Like siacoin outputs, siafund outputs contain a value and an unlock hash. The
value indicates the number of siafunds that are put into the output, and the
unlock hash is the Merkle root of the unlock conditions object which allows the
output to be spent.

Siafund outputs also contain a claim unlock hash field, which indicates the
unlock hash of the siacoin output that is created when the siafund output is
spent. The value of the output that gets created will depend on the growth of
the siacoin pool between the creation and the spending of the output. This
growth is measured by storing a 'claim start', which indicates the size of the
siafund pool at the moment the siafund output was created.

Miner Fees
----------

A miner fee is a volume of siacoins that get added to the block subsidy.

Arbitrary Data
--------------

Arbitrary data is a set of data that is ignored by consensus. In the future, it
may be used for soft forks, paired with 'anyone can spend' transactions. In the
meantime, it is an easy way for third party applications to make use of the
siacoin blockchain.

Transaction Signatures
----------------------

Each signature points to a single public key index in a single unlock
conditions object. No two signatures can point to the same public key index for
the same set of unlock conditions.

Each signature also contains a timelock, and is not valid until the blockchain
has reached a height equal to the timelock height.

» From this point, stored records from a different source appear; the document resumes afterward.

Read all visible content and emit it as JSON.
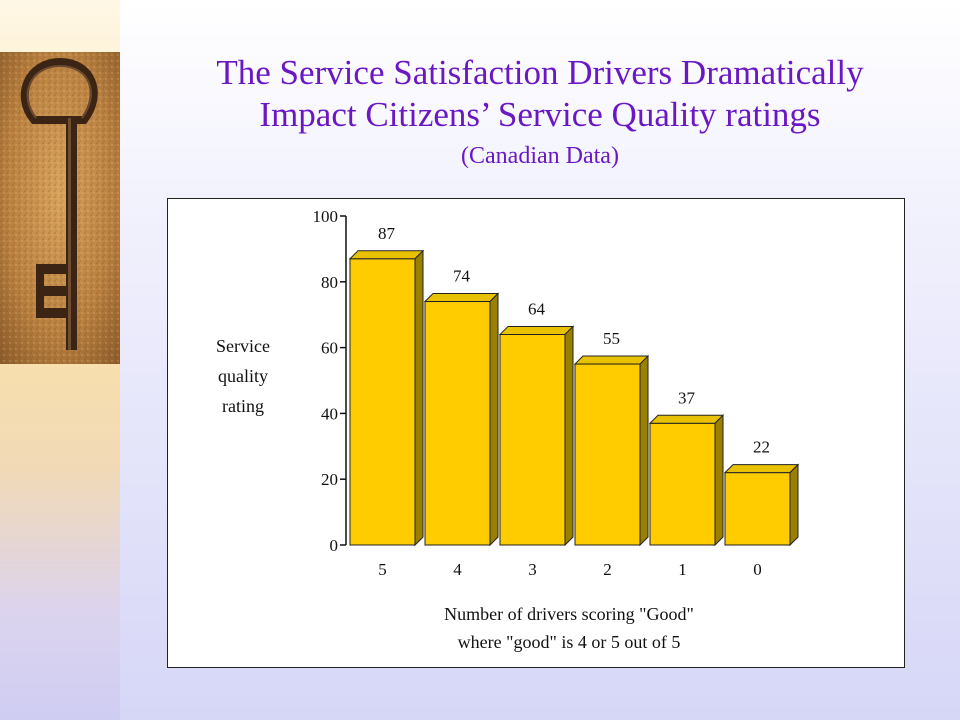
{
  "slide": {
    "title_line1": "The Service Satisfaction Drivers Dramatically",
    "title_line2": "Impact Citizens’ Service Quality ratings",
    "subtitle": "(Canadian Data)"
  },
  "colors": {
    "title": "#6a17c4",
    "bar_front": "#ffcc00",
    "bar_top": "#e8c200",
    "bar_side": "#9a8000"
  },
  "chart_data": {
    "type": "bar",
    "categories": [
      "5",
      "4",
      "3",
      "2",
      "1",
      "0"
    ],
    "values": [
      87,
      74,
      64,
      55,
      37,
      22
    ],
    "ylabel_lines": [
      "Service",
      "quality",
      "rating"
    ],
    "xlabel_lines": [
      "Number of drivers scoring \"Good\"",
      "where \"good\" is 4 or 5 out of 5"
    ],
    "ylim": [
      0,
      100
    ],
    "yticks": [
      0,
      20,
      40,
      60,
      80,
      100
    ],
    "data_labels": true,
    "grid": false,
    "style": "3d"
  }
}
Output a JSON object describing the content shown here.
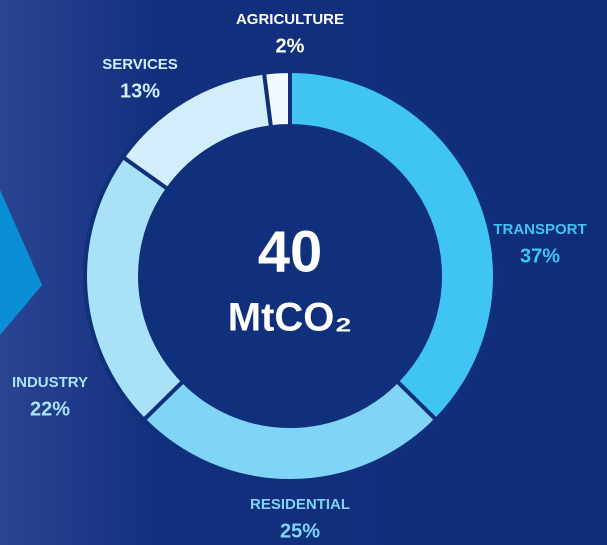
{
  "chart_data": {
    "type": "donut",
    "categories": [
      "TRANSPORT",
      "RESIDENTIAL",
      "INDUSTRY",
      "SERVICES",
      "AGRICULTURE"
    ],
    "values": [
      37,
      25,
      22,
      13,
      2
    ],
    "value_labels": [
      "37%",
      "25%",
      "22%",
      "13%",
      "2%"
    ],
    "colors": [
      "#40c4f3",
      "#80d4f6",
      "#a9e1f8",
      "#d3eefb",
      "#f3faff"
    ],
    "label_colors": [
      "#40c4f3",
      "#80d4f6",
      "#a9e1f8",
      "#d3eefb",
      "#ffffff"
    ],
    "center_value": "40",
    "center_unit": "MtCO₂"
  }
}
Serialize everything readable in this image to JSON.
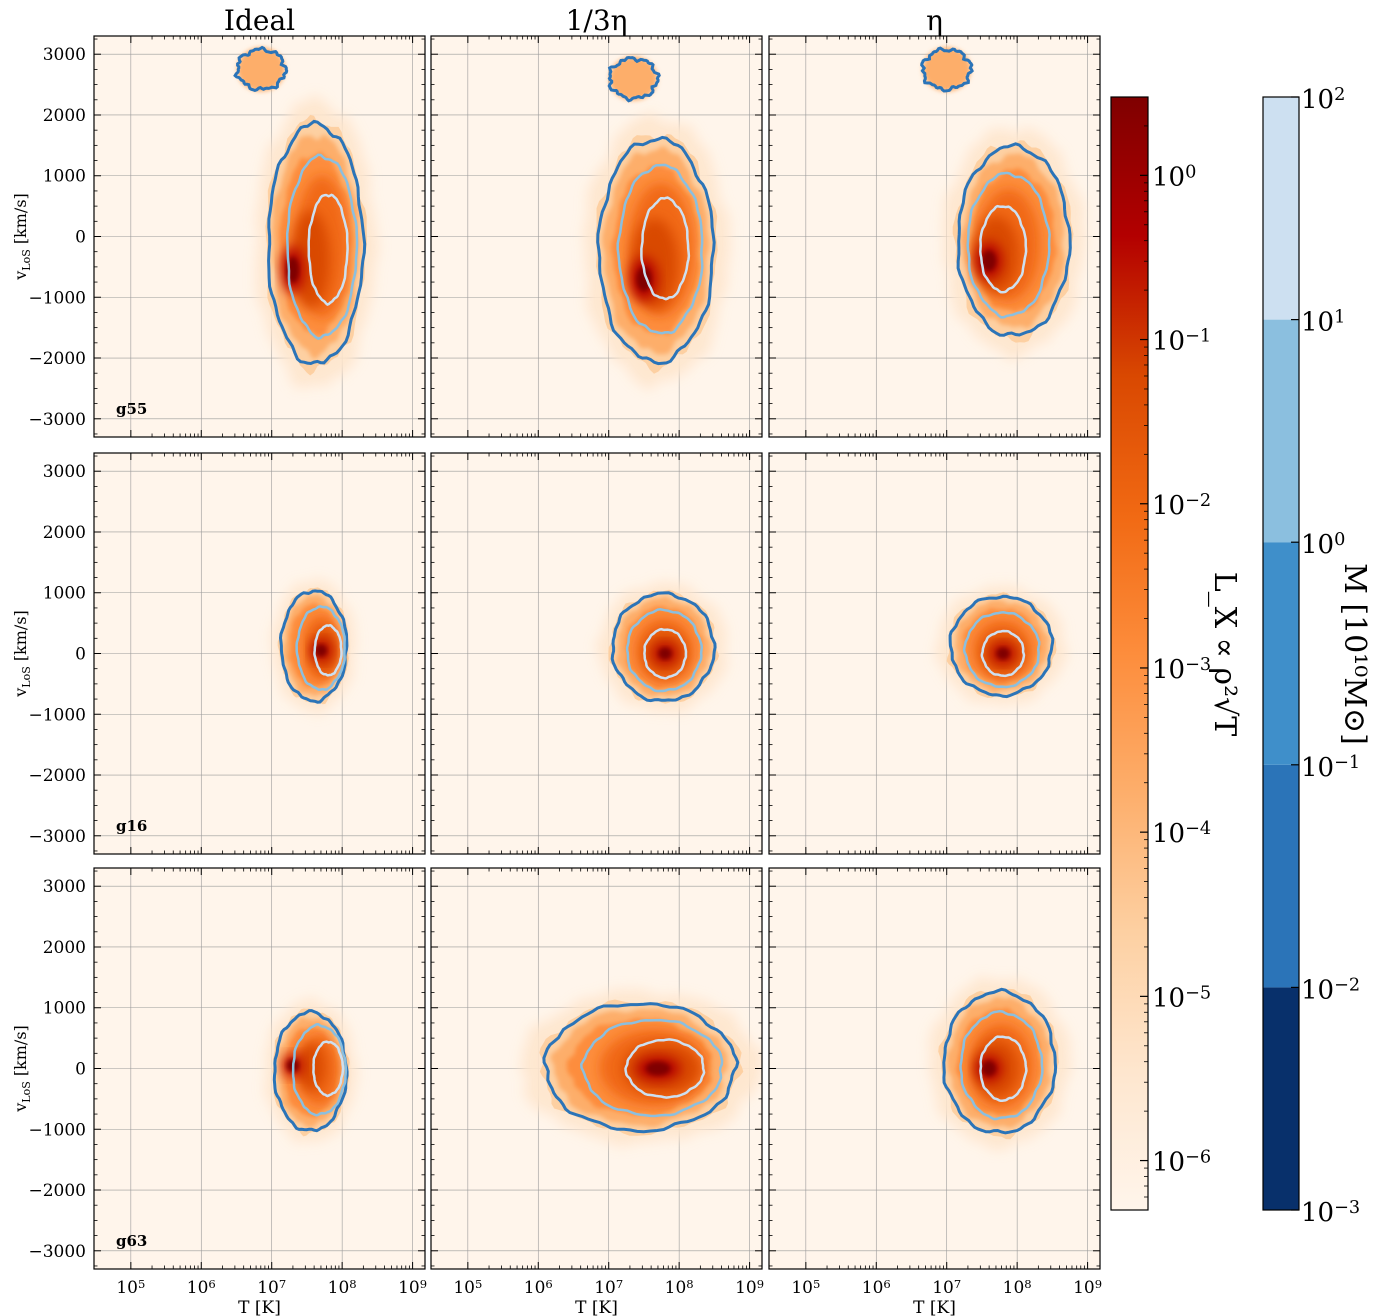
{
  "figure": {
    "columns": [
      "Ideal",
      "1/3η",
      "η"
    ],
    "rows": [
      "g55",
      "g16",
      "g63"
    ],
    "ylabel": "v_LoS [km/s]",
    "xlabel": "T [K]"
  },
  "chart_data": {
    "type": "heatmap",
    "x_scale": "log",
    "x_range_K": [
      30000.0,
      1500000000.0
    ],
    "y_range_kms": [
      -3300,
      3300
    ],
    "x_ticks": [
      "10^5",
      "10^6",
      "10^7",
      "10^8",
      "10^9"
    ],
    "x_tick_values": [
      100000.0,
      1000000.0,
      10000000.0,
      100000000.0,
      1000000000.0
    ],
    "y_ticks": [
      -3000,
      -2000,
      -1000,
      0,
      1000,
      2000,
      3000
    ],
    "grid": true,
    "heat_colorbar": {
      "label": "L_X ∝ ρ²√T",
      "scale": "log",
      "range": [
        5e-07,
        3
      ],
      "ticks": [
        "10^0",
        "10^-1",
        "10^-2",
        "10^-3",
        "10^-4",
        "10^-5",
        "10^-6"
      ],
      "tick_values": [
        1,
        0.1,
        0.01,
        0.001,
        0.0001,
        1e-05,
        1e-06
      ],
      "colormap": [
        "#fff5eb",
        "#fee6ce",
        "#fdd0a2",
        "#fdae6b",
        "#fd8d3c",
        "#f16913",
        "#d94801",
        "#b30000",
        "#7f0000"
      ]
    },
    "contour_colorbar": {
      "label": "M [10¹⁰M⊙]",
      "scale": "log",
      "levels": [
        0.001,
        0.01,
        0.1,
        1,
        10,
        100
      ],
      "ticks": [
        "10^2",
        "10^1",
        "10^0",
        "10^-1",
        "10^-2",
        "10^-3"
      ],
      "colors": [
        "#08306b",
        "#2b74b8",
        "#3f8fca",
        "#8bbfdf",
        "#cde0f1",
        "#f7fbff"
      ]
    },
    "panels": [
      {
        "row": "g55",
        "col": "Ideal",
        "shape": "wide",
        "center_logT": 7.8,
        "center_v": -200,
        "core_logT": 7.3,
        "core_v": -550,
        "extent_logT": [
          6.9,
          8.35
        ],
        "extent_v": [
          -2250,
          2000
        ],
        "satellite": {
          "logT": 6.85,
          "v": 2750
        }
      },
      {
        "row": "g55",
        "col": "1/3η",
        "shape": "wide",
        "center_logT": 7.8,
        "center_v": -200,
        "core_logT": 7.5,
        "core_v": -700,
        "extent_logT": [
          6.8,
          8.55
        ],
        "extent_v": [
          -2200,
          1750
        ],
        "satellite": {
          "logT": 7.35,
          "v": 2600
        }
      },
      {
        "row": "g55",
        "col": "η",
        "shape": "wide",
        "center_logT": 7.8,
        "center_v": -200,
        "core_logT": 7.6,
        "core_v": -400,
        "extent_logT": [
          7.1,
          8.8
        ],
        "extent_v": [
          -1750,
          1600
        ],
        "satellite": {
          "logT": 7.0,
          "v": 2750
        }
      },
      {
        "row": "g16",
        "col": "Ideal",
        "shape": "compact",
        "center_logT": 7.8,
        "center_v": 50,
        "core_logT": 7.7,
        "core_v": 50,
        "extent_logT": [
          7.1,
          8.1
        ],
        "extent_v": [
          -850,
          1100
        ]
      },
      {
        "row": "g16",
        "col": "1/3η",
        "shape": "compact",
        "center_logT": 7.8,
        "center_v": 0,
        "core_logT": 7.8,
        "core_v": 0,
        "extent_logT": [
          7.0,
          8.55
        ],
        "extent_v": [
          -850,
          1050
        ]
      },
      {
        "row": "g16",
        "col": "η",
        "shape": "compact",
        "center_logT": 7.8,
        "center_v": 0,
        "core_logT": 7.8,
        "core_v": 0,
        "extent_logT": [
          7.0,
          8.55
        ],
        "extent_v": [
          -750,
          1000
        ]
      },
      {
        "row": "g63",
        "col": "Ideal",
        "shape": "compact",
        "center_logT": 7.8,
        "center_v": 0,
        "core_logT": 7.3,
        "core_v": 50,
        "extent_logT": [
          7.0,
          8.1
        ],
        "extent_v": [
          -1100,
          1000
        ]
      },
      {
        "row": "g63",
        "col": "1/3η",
        "shape": "elongated",
        "center_logT": 7.8,
        "center_v": 0,
        "core_logT": 7.7,
        "core_v": 0,
        "extent_logT": [
          6.0,
          8.9
        ],
        "extent_v": [
          -1100,
          1150
        ]
      },
      {
        "row": "g63",
        "col": "η",
        "shape": "compact",
        "center_logT": 7.8,
        "center_v": 0,
        "core_logT": 7.6,
        "core_v": 0,
        "extent_logT": [
          6.9,
          8.6
        ],
        "extent_v": [
          -1150,
          1350
        ]
      }
    ]
  }
}
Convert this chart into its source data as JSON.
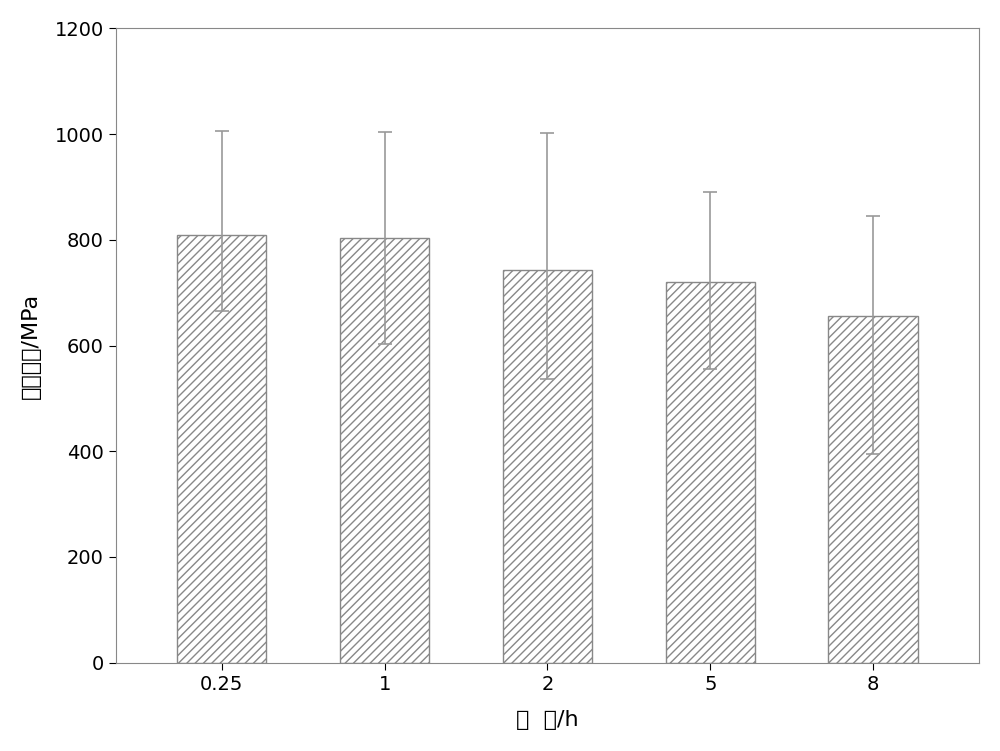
{
  "categories": [
    "0.25",
    "1",
    "2",
    "5",
    "8"
  ],
  "values": [
    810,
    803,
    742,
    720,
    655
  ],
  "errors_upper": [
    195,
    200,
    260,
    170,
    190
  ],
  "errors_lower": [
    145,
    200,
    205,
    165,
    260
  ],
  "xlabel": "时  间/h",
  "ylabel": "拉伸强度/MPa",
  "ylim": [
    0,
    1200
  ],
  "yticks": [
    0,
    200,
    400,
    600,
    800,
    1000,
    1200
  ],
  "bar_facecolor": "#ffffff",
  "bar_edgecolor": "#888888",
  "hatch": "////",
  "hatch_color": "#b0b0b0",
  "error_color": "#999999",
  "bar_width": 0.55,
  "xlabel_fontsize": 16,
  "ylabel_fontsize": 16,
  "tick_fontsize": 14,
  "background_color": "#ffffff",
  "spine_color": "#888888"
}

Signatures also have a 'covered fields' object, which indicates which parts of
the transaction get included in the signature. There is a 'whole transaction'
flag, which indicates that every part of the transaction except for the
signatures gets included, which eliminates any malleability outside of the
signatures. The signatures can also be individually included, to enforce that
your signature is only valid if certain other signatures are present.

If the 'whole transaction' is not set, all fields need to be added manually,
and additional parties can add new fields, meaning the transaction will be
malleable. This does however allow other parties to add additional inputs,
fees, etc. after you have signed the transaction without invalidating your
signature. If the whole transaction flag is set, all other elements in the
covered fields object must be empty except for the signatures field.

The covered fields object contains a slice of indexes for each element of the
transaction (siacoin inputs, miner fees, etc.). The slice must be sorted, and
there can be no repeated elements.

Entirely nonmalleable transactions can be achieved by setting the 'whole
transaction' flag and then providing the last signature, including every other
signature in your signature. Because no frivolous signatures are allowed, the
transaction cannot be changed without your signature being invalidated.